Innovation strategy is different than company strategy

In the face of market, regulatory and political uncertainty, the ability to react, respond and innovate quickly is critical. While most organizations (93%) surveyed believe innovation is important to driving their growth agenda, many (70% )still struggle to articulate a clearly defined and separate innovation strategy.

Unsurprisingly, respondents in the technology sector are the most likely (67%) to have innovation strategies that are defined and partially separated from their business strategy. Organizations with more than 10,000 employees are also more likely to have defined and separate innovation strategies, due partly to their size and scale and the available resources to dedicate to such a strategy and focus.

Organizations have a broad range of reasons for innovating, with the largest number (24%) doing so to increase profitability. Reducing costs and increasing process efficiency are the next most common reasons cited, at 19%.

However, the primary driver for innovation differs by sector:

  • Government and public sector organizations place a premium on increasing process efficiency (72.7%) because they are not driven primarily by profitability, but by being lean and optimized.
  • Mining and oil and gas respondents look to innovation as a way to increase profitability (28.9%) and reduce costs (22.8%). Reducing environmental impact is a primary driver for only 2.6%.
  • Technology companies emphasize innovation as a way to move into new markets and increase existing market share.
  • Power and utility organizations innovate with a focus on cost reduction (41.6%) as a result of heavy regulations.

As organizations grow in size, there is an increased focus on reducing cost and increasing profitability.

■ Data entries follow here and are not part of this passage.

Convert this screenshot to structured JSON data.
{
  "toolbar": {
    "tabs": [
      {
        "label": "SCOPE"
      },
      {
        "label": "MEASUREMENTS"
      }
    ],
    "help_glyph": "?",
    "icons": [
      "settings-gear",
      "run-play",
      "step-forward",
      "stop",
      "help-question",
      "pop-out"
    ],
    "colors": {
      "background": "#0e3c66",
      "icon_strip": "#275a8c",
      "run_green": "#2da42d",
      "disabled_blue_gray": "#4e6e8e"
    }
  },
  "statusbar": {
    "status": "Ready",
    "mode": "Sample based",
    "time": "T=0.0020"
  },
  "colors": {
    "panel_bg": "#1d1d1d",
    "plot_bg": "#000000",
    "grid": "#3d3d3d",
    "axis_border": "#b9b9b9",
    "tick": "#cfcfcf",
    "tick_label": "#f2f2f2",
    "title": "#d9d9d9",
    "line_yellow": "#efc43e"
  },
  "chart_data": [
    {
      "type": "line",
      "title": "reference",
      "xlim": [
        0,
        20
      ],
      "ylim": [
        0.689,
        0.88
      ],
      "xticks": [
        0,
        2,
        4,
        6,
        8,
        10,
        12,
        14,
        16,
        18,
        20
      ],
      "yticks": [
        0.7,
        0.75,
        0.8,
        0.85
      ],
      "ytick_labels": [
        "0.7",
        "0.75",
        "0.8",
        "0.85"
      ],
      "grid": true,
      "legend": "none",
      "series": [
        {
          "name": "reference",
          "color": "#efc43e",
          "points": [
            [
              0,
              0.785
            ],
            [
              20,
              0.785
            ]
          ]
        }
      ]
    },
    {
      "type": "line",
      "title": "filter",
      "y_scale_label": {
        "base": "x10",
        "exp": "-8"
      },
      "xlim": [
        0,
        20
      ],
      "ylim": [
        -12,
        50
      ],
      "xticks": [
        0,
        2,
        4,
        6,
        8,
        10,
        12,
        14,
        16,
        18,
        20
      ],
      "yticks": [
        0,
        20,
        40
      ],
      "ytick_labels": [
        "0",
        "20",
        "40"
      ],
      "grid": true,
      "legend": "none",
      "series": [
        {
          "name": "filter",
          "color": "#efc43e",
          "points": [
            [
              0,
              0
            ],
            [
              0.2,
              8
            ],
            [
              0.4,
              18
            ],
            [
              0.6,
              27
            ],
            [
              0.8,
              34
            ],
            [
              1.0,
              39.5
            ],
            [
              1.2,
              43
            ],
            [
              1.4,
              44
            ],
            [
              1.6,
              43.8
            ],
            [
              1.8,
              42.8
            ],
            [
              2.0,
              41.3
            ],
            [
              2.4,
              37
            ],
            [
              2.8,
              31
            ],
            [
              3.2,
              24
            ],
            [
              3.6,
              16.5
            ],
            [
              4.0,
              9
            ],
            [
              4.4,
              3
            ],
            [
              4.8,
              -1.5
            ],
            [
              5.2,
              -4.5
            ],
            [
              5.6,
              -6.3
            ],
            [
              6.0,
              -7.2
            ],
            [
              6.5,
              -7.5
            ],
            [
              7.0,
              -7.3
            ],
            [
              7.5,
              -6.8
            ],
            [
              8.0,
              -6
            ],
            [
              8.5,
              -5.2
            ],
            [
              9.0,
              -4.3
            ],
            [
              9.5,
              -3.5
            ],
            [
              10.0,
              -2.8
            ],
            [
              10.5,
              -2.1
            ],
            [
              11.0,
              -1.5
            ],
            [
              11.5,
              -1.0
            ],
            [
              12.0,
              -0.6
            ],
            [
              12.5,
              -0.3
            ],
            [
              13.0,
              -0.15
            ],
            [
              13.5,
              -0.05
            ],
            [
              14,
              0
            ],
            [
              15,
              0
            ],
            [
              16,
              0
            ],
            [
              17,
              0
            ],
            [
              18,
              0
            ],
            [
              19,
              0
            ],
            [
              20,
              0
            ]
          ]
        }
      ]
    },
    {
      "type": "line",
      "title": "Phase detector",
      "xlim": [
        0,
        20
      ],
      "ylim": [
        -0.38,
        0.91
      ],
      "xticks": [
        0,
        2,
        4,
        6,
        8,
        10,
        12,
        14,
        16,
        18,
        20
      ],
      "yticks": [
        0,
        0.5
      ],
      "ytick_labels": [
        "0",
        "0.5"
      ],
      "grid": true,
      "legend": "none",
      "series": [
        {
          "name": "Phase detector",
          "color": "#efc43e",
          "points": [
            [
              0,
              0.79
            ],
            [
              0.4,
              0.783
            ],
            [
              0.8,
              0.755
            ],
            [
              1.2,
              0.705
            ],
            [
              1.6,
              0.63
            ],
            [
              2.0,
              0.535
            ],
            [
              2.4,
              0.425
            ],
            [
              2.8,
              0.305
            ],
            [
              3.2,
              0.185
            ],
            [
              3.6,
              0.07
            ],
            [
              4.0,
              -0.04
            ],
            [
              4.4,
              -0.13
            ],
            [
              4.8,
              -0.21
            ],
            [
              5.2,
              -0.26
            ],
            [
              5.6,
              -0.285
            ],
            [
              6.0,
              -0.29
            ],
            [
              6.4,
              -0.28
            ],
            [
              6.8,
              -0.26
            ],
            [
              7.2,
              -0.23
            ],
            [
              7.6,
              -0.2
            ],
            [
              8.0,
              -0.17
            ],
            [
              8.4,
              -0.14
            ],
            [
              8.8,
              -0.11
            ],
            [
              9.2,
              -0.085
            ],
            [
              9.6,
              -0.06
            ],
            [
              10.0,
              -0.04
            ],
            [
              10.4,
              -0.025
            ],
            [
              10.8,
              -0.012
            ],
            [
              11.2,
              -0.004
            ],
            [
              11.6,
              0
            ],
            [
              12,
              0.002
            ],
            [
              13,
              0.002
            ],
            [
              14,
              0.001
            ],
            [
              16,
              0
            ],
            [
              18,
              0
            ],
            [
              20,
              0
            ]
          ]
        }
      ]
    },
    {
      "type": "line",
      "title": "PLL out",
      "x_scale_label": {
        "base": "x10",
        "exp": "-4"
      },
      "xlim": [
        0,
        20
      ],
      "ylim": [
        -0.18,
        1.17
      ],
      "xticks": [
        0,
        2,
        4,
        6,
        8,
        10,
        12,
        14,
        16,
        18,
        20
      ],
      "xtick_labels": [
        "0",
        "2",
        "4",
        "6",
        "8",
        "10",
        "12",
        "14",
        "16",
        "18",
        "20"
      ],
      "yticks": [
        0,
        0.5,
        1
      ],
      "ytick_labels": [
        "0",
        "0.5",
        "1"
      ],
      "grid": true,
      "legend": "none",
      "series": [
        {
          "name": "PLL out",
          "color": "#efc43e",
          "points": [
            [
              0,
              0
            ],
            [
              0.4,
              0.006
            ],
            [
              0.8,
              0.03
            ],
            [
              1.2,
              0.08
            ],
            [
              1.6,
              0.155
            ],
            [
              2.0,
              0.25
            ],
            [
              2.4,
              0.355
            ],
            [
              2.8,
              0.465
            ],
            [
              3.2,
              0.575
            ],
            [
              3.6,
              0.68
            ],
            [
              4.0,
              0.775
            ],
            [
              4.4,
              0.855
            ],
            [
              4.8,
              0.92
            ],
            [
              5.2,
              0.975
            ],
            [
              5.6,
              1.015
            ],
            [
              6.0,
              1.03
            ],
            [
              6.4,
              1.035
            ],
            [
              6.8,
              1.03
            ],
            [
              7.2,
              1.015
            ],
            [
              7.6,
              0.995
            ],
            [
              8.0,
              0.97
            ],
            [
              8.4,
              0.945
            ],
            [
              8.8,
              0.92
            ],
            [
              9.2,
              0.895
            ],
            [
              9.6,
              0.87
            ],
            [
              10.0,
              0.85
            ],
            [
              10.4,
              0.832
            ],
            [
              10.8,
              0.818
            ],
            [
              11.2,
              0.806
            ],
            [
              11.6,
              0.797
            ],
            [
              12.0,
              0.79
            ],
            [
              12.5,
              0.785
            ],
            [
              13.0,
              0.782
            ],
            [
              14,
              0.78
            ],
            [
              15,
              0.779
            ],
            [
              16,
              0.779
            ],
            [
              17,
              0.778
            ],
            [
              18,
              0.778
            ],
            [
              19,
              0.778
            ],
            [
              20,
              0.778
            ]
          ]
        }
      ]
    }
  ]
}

Organizations with ambidextrous or exploration capabilities typically view capital projects, product development, and operations maintenance as the most important areas for innovation. They’re also more apt to have a partially defined, but not separate, innovation strategy.

Conversely, those without these capabilities largely view operations and maintenance as most important, and they do not have a defined or separated strategy. Many construction companies (60%) fall into this category. There seems to be a perception that there is less need to innovate the business model due to protections in place. Indeed, 64% of power and utility respondents reported that they have no defined or separated innovation strategies. For technology companies, which are the most likely to have strategies, innovation offers a vital competitive advantage.

Does your organization have a defined innovation strategy “separate” from the corporate strategy?

EY - Chart - Does your organization have a defined innovation strategy “separate” from the corporate strategy?

What is the primary reason for innovation at your organization?

EY - Chart - What is the primary reason for innovation at your organization?
EY - Building Blocks

Strategy: key success factors

  • Set a clear, specific innovation strategy linked to the organization’s strategy, with a well-articulated scope and objectives.
  • Create a plan to innovate upon ideas that spur growth, enhance experience, protect the organization and optimize the existing business.
  • Assign metrics to measure success and drive accountability for delivery. The strategy should identify the organization’s risk appetite for innovation.